Revise building standards under the NFIP. The Federal Emergency Management Agency estimates that more than 90 percent of U.S. communities identified as having some degree of flood risk participate in the National Flood Insurance Program, which obligates them to comply with the Federal Emergency Management Agency’s minimum requirements for new buildings. However, some of those requirements are less stringent than the most recent standards specified by the International Code Council, which produces some of the most widely used building safety codes.
Lawmakers could reduce expected losses by mandating that the National Flood Insurance Program’s requirements be updated periodically to reflect shifting vulnerabilities to flood risk and changes in International Code Council standards. Because the mix of cost-effective risk-reducing measures differs by location, the program’s requirements would be most cost-effective if they varied among communities.

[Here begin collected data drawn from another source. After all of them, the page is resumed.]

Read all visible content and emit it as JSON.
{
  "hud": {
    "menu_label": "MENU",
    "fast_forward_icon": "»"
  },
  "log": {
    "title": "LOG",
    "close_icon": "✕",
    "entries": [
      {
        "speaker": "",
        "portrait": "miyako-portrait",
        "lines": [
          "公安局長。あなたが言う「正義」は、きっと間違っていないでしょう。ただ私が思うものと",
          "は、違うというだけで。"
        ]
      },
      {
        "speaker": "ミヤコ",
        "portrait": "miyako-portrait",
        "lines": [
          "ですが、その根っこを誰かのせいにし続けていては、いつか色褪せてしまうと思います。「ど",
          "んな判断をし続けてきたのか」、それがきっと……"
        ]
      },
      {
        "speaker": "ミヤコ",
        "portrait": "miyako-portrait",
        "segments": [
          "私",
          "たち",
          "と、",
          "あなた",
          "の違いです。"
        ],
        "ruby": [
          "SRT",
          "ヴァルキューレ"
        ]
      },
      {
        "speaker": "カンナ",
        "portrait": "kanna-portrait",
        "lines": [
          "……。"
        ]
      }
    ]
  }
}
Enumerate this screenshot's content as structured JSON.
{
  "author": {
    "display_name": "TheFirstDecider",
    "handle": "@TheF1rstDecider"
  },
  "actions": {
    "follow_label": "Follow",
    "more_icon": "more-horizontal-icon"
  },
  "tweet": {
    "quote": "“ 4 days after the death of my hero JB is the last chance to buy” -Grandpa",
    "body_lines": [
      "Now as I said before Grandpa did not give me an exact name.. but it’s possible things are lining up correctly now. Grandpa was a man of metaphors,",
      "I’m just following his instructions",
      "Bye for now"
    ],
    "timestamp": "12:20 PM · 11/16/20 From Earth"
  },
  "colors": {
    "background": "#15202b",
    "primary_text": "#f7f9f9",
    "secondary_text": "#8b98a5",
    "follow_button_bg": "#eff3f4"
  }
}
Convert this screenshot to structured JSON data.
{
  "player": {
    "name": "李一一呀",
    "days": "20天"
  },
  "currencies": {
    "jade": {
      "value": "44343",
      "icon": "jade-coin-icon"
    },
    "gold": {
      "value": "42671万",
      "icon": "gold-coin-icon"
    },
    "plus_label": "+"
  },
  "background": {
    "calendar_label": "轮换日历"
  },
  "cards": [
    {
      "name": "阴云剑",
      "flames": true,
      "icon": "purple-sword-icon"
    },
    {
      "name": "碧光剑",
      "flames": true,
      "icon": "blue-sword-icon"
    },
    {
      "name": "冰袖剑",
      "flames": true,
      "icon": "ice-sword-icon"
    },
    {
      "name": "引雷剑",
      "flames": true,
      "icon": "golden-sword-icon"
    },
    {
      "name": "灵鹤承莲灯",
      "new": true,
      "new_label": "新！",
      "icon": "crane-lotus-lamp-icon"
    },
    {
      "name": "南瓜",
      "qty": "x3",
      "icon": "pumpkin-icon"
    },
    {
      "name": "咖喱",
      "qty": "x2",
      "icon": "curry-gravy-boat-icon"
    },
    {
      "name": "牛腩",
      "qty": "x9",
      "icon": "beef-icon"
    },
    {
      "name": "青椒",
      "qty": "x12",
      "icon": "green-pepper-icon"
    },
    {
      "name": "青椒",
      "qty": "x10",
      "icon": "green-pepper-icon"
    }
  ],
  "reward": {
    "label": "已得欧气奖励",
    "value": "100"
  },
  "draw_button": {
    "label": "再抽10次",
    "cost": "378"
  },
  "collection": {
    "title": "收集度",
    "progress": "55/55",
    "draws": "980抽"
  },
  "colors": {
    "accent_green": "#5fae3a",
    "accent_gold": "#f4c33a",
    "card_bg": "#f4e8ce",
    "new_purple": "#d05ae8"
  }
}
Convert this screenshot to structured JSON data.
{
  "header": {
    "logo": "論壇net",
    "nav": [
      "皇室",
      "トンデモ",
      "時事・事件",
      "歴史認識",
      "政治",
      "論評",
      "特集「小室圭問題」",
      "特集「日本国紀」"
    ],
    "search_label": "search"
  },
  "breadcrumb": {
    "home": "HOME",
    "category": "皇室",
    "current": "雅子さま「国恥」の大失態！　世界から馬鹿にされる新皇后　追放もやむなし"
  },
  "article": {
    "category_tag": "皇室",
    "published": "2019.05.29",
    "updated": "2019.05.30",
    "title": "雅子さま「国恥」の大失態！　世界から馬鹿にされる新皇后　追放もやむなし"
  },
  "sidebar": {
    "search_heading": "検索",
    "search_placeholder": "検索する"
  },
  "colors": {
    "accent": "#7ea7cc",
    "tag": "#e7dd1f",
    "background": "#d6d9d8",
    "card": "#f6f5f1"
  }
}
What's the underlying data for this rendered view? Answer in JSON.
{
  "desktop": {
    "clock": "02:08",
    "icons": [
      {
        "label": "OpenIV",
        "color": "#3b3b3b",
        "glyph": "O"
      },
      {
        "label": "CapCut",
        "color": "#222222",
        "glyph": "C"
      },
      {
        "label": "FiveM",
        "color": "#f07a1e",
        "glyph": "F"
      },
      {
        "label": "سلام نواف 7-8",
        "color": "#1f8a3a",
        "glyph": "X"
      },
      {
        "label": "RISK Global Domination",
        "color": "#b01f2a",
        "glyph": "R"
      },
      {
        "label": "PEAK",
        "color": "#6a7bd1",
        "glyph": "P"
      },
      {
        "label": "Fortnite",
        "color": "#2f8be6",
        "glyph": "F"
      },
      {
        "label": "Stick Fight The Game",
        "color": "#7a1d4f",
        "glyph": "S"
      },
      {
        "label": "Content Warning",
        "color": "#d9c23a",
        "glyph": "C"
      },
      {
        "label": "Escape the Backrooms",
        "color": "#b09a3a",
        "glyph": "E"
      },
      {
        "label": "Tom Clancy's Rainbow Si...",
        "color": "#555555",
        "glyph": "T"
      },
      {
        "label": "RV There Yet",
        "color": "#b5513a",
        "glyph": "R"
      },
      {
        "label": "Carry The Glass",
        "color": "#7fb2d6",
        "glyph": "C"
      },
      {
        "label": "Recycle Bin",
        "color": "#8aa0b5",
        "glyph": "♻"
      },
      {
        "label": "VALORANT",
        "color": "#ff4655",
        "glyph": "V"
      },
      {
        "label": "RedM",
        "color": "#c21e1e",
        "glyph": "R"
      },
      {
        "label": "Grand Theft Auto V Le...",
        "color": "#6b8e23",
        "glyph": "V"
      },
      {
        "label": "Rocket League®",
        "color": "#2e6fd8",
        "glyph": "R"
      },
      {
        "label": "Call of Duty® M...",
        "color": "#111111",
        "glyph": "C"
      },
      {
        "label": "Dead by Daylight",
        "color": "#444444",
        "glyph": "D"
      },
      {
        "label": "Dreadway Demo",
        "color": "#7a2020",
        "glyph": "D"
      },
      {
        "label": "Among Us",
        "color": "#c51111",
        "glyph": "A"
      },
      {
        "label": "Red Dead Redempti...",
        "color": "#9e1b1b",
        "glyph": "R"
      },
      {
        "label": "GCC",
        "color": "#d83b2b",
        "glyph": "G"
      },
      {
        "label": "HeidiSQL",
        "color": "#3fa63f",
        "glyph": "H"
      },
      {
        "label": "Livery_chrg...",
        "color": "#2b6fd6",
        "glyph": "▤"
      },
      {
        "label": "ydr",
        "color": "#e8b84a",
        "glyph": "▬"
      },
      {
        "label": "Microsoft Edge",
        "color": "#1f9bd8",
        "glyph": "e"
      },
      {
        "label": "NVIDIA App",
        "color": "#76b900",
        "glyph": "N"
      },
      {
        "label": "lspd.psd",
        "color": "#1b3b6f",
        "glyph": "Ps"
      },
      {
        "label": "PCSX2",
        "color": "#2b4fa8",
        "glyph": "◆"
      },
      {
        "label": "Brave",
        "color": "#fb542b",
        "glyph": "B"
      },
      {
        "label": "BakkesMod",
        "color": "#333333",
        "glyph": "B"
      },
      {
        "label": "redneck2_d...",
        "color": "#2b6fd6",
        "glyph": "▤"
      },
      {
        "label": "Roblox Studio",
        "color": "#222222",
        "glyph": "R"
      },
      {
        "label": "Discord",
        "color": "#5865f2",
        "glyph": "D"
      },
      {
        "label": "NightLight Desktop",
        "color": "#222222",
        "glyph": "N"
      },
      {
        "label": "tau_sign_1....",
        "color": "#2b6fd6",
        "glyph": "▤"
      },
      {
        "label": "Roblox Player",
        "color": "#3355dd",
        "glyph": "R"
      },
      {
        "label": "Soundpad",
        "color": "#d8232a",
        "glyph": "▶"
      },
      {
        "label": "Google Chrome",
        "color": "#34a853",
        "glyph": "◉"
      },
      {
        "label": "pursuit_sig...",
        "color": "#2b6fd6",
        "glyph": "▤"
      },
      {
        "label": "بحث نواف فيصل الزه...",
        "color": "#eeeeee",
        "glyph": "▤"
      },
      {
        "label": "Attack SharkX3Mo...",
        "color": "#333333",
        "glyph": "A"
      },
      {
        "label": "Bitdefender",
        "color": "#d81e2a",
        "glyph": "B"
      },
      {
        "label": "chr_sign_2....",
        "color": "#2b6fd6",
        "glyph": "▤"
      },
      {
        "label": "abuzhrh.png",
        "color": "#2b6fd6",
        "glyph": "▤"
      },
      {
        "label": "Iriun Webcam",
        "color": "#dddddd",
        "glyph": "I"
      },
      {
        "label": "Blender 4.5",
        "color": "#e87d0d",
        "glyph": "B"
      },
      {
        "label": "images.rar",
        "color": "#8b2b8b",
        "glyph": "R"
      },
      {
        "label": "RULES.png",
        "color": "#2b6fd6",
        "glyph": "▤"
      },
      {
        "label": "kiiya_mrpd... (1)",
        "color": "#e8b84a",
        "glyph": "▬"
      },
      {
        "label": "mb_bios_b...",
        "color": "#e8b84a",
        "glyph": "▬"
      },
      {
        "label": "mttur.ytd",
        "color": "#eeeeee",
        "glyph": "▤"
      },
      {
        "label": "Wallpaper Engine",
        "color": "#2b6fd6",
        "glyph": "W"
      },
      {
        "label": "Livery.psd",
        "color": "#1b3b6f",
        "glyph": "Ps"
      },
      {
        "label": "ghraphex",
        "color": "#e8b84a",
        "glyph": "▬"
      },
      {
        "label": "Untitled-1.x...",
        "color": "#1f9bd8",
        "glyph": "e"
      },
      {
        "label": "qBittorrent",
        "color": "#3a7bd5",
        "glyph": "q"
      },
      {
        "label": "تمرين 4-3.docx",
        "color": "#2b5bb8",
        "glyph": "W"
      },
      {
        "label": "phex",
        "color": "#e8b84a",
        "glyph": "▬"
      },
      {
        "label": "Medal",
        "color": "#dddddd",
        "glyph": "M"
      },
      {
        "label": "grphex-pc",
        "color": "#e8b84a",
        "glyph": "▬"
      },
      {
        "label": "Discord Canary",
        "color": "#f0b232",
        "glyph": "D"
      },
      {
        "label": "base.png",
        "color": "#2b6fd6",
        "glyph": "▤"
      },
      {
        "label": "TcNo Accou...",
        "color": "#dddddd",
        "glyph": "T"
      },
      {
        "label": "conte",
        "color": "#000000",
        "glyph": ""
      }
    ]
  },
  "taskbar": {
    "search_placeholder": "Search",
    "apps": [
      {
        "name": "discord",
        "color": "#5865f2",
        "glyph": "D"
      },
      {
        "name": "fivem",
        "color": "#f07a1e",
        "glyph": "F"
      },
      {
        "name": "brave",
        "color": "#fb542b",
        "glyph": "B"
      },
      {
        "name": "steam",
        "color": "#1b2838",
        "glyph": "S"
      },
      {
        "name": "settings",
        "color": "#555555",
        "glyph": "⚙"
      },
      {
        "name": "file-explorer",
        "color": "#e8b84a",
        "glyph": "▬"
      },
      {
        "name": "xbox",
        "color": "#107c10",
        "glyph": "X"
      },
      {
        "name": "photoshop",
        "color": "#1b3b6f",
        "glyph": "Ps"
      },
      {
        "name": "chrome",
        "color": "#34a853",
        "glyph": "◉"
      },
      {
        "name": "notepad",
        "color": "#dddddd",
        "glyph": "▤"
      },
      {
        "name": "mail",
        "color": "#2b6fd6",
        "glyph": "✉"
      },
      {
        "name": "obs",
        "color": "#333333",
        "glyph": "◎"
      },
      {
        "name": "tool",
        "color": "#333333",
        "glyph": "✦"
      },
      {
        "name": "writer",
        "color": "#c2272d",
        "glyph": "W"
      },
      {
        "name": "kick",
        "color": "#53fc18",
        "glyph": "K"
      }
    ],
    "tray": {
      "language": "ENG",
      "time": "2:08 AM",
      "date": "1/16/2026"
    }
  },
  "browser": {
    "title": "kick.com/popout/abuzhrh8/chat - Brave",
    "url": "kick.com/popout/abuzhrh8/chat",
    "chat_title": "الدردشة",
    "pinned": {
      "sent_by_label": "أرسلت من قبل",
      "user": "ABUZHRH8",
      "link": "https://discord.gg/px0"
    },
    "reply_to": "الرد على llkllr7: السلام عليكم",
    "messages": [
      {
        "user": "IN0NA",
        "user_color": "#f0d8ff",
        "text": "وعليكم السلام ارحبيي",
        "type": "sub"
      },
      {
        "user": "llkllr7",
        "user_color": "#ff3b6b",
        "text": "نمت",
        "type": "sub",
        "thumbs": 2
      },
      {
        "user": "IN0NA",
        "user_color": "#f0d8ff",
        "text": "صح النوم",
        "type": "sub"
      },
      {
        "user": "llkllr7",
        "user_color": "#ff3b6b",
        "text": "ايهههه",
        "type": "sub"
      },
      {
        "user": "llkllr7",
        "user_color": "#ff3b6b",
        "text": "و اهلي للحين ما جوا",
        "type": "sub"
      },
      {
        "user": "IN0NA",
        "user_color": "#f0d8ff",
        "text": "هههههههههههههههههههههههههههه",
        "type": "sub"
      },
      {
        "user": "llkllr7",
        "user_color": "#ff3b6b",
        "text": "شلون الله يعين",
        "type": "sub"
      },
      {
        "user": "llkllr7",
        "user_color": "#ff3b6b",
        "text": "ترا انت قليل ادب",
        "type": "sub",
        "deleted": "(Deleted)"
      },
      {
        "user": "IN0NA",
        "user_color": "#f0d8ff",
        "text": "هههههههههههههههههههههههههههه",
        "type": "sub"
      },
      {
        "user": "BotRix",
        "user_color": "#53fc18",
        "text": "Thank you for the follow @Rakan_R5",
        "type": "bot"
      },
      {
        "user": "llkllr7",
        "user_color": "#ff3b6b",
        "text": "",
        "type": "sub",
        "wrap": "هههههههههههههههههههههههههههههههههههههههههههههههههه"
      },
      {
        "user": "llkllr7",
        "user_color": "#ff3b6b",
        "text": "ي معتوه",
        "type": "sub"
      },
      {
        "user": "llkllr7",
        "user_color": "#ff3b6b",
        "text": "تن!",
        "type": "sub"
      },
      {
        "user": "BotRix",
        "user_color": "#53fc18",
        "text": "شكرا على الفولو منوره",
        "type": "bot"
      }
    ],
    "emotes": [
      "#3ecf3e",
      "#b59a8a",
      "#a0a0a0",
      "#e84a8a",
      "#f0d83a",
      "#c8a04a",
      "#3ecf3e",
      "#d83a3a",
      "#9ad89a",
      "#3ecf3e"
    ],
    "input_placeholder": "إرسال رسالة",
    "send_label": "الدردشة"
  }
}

Provide incentives to update and enforce building codes. Lawmakers could also reduce expected losses by providing incentives for states to adopt and enforce updated construction standards. For example, the Safe Building Code Incentive Act of 2015, which was introduced in the 114th Congress, would have increased the amount of assistance that a state received after a major disaster if, when the disaster occurred, the state had in place — and was enforcing — a nationally recognized model building code (such as the International Code Council code) that had been updated in the previous six years.
In 2013, the Federal Emergency Management Agency estimated that 70 percent of participating National Flood Insurance Program communities had building codes that were based on some edition of the International Code Council standards. However, in the communities with International Code Council-based building codes, those codes might be less stringent than the most recent International Code Council standards, for at least three reasons. First, although International Code Council standards are updated every three years, states differ in how frequently they adopt the new editions. Second, states may choose to modify the International Code Council standards that they adopt. Third, some states allow local governments to set standards that differ from the state’s building codes.
In addition, states may not enforce their codes. For example, according to a 2018 study by the Insurance Institute for Business and Home Safety, states vary widely in the adoption and enforcement of residential building codes designed to reduce wind damage.